All R&D centric companies spend money when they have capital invested for R&D, this is not an unusual practice.
OpenAI is primarily a research and development company at this stage, might change as AI usage grows, but that is a future consideration and explains why they spend money on R&D.
Microsoft is an investor, with a 100x limited return. I don’t know what goes on behind closed doors, but both Microsoft and Sam have said that MS is not controlling the R&D done at OpenAI, they provide large amounts of compute and cash, those are the needed commodities at this stage.

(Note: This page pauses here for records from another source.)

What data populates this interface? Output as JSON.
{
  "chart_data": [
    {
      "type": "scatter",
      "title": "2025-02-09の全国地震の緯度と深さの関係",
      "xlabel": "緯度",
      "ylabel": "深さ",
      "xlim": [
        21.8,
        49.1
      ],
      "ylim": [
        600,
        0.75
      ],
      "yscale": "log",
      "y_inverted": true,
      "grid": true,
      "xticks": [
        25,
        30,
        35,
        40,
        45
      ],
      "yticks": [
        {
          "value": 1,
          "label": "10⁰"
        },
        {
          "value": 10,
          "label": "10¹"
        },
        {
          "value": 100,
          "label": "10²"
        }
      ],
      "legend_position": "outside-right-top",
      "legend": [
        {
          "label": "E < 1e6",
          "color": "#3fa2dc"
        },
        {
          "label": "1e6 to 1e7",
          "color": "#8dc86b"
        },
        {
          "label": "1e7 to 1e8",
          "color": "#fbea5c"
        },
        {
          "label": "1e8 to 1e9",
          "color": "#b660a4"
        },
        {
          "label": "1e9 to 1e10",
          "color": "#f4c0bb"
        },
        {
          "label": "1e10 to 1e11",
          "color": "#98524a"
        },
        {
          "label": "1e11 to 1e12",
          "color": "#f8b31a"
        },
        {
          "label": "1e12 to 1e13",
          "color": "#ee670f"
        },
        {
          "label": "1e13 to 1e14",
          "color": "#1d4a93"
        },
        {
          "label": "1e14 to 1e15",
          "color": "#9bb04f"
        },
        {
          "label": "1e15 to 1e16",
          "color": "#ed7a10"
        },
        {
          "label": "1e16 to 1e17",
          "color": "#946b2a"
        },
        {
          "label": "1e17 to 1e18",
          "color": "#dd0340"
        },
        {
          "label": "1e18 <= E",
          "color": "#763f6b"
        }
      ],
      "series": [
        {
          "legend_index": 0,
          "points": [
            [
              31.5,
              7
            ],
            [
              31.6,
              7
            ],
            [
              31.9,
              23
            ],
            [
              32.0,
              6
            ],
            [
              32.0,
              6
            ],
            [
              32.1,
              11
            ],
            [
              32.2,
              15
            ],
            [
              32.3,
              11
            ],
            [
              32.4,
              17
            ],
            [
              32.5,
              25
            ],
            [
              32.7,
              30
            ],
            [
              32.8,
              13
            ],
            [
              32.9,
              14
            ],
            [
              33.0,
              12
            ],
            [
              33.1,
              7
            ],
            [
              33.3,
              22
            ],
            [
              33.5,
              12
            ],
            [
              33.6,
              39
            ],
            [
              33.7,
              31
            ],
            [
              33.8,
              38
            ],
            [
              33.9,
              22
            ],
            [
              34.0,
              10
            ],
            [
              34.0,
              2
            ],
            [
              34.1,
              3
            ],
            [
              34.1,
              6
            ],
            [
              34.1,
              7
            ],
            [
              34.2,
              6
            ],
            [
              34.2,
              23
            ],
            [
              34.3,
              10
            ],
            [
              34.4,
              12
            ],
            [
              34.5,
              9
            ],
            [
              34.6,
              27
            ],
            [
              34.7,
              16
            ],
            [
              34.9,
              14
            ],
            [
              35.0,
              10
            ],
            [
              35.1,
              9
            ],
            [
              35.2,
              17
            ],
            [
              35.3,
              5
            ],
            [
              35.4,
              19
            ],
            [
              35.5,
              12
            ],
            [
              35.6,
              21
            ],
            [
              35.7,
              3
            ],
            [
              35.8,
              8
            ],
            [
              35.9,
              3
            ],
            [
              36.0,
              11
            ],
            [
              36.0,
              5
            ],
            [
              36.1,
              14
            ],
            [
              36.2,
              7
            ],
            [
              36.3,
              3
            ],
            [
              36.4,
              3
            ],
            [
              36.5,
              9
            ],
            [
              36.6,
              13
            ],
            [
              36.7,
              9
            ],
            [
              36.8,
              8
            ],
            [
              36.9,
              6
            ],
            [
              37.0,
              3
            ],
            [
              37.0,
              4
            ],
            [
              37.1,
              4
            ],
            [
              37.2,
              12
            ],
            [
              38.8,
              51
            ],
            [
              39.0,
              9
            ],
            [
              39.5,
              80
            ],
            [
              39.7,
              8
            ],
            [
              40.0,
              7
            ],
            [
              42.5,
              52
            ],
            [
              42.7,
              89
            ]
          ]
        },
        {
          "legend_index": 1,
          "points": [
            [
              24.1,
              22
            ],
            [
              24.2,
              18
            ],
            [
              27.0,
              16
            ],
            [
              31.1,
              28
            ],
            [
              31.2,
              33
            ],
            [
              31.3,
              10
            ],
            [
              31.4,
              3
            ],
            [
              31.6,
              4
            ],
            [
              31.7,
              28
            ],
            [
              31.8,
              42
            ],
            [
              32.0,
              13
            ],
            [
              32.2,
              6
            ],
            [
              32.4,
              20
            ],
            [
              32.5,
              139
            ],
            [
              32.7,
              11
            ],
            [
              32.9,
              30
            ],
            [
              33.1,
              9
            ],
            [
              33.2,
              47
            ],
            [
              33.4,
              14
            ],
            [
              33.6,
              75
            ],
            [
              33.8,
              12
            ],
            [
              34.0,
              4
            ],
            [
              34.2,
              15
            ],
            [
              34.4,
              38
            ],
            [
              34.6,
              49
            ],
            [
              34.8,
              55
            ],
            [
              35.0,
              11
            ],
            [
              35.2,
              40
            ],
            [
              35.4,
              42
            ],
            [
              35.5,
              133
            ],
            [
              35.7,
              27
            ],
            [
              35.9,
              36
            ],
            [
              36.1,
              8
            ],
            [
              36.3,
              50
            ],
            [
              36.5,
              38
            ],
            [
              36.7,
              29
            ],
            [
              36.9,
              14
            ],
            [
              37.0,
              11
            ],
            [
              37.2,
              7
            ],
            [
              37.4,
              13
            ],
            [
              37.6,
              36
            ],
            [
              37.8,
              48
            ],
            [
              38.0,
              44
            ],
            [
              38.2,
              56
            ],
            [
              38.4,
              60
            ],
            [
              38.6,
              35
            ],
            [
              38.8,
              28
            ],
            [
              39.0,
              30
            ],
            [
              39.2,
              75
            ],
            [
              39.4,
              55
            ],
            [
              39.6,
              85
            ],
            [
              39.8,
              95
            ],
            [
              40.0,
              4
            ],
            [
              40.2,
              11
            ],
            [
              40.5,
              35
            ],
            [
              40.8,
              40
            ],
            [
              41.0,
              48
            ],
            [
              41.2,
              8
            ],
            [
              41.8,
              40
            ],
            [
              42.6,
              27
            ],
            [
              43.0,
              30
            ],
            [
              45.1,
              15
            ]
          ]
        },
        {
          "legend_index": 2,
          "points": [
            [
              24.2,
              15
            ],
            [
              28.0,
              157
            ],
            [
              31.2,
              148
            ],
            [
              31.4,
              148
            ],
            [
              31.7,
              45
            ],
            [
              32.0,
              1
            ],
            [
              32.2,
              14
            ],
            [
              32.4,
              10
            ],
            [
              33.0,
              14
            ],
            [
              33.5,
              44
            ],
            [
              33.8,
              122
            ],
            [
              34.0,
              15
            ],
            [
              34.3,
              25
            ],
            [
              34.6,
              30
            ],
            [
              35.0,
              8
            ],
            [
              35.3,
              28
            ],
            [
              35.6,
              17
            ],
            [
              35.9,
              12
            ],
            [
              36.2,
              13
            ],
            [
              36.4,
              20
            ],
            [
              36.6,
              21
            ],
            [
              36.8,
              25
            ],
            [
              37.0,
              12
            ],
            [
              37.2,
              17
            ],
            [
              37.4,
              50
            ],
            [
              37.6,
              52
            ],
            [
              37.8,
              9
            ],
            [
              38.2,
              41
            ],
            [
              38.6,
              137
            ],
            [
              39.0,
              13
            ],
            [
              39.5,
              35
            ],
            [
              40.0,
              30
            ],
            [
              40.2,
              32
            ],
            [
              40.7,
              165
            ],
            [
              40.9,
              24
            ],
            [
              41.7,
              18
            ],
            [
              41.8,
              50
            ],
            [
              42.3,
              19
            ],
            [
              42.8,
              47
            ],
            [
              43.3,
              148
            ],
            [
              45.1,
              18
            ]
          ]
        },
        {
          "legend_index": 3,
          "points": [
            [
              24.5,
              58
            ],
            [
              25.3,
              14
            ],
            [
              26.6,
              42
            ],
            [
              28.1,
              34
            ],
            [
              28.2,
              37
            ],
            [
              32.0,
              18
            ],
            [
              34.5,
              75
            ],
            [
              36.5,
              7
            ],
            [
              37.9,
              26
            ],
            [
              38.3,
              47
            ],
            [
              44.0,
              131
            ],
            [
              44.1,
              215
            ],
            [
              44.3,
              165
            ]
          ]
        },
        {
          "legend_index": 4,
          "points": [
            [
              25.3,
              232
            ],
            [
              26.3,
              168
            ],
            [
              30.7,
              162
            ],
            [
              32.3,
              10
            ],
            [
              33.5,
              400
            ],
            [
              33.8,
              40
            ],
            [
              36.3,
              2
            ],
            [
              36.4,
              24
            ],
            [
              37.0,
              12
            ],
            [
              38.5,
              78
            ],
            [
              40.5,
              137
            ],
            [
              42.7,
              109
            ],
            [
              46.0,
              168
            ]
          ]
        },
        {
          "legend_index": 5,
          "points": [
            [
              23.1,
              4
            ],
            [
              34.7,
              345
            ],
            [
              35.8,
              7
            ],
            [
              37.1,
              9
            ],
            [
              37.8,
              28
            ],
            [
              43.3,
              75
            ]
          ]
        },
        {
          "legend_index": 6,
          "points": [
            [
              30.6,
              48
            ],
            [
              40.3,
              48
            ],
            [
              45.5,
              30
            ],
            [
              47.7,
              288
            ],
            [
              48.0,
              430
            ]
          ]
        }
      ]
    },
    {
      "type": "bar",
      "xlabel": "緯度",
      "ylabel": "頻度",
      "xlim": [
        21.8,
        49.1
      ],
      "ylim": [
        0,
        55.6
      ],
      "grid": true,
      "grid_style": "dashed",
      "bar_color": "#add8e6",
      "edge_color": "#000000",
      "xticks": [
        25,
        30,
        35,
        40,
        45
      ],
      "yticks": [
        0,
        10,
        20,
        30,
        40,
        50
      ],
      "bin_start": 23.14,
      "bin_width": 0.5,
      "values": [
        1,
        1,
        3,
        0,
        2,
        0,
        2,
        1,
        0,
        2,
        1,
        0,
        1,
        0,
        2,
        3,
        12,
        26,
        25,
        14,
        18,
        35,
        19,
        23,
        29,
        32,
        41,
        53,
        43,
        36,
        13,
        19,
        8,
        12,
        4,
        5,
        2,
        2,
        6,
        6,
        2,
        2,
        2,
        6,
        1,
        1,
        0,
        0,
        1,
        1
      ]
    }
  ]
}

The introduction of the iOS app has not made much of a difference to the user numbers I am seeing in the Discord, and the general questions and answers being shared are typical of an active ChatGPT and API user base. Every new user is a strain on limited resources, that is no secret either.
You are correct that for the majority of users their technical requirement of the model are not as high as that for specific power users, devs, researchers, scientists, tech based business, etc. etc.
Traffic limitations are simply a way to manage resources.
Speed will improve through a combination of additional hardware and model inference tuning.
If you have a usable set of prompts with typical expected replies to test model releases, it would be great if you could add them to the OpenAI Evals, that way there are less people unhappy with new updates.
I think OpenAI has been the most upfront and honest big company I have ever dealt with.
Azure is a great option if you are moving to production.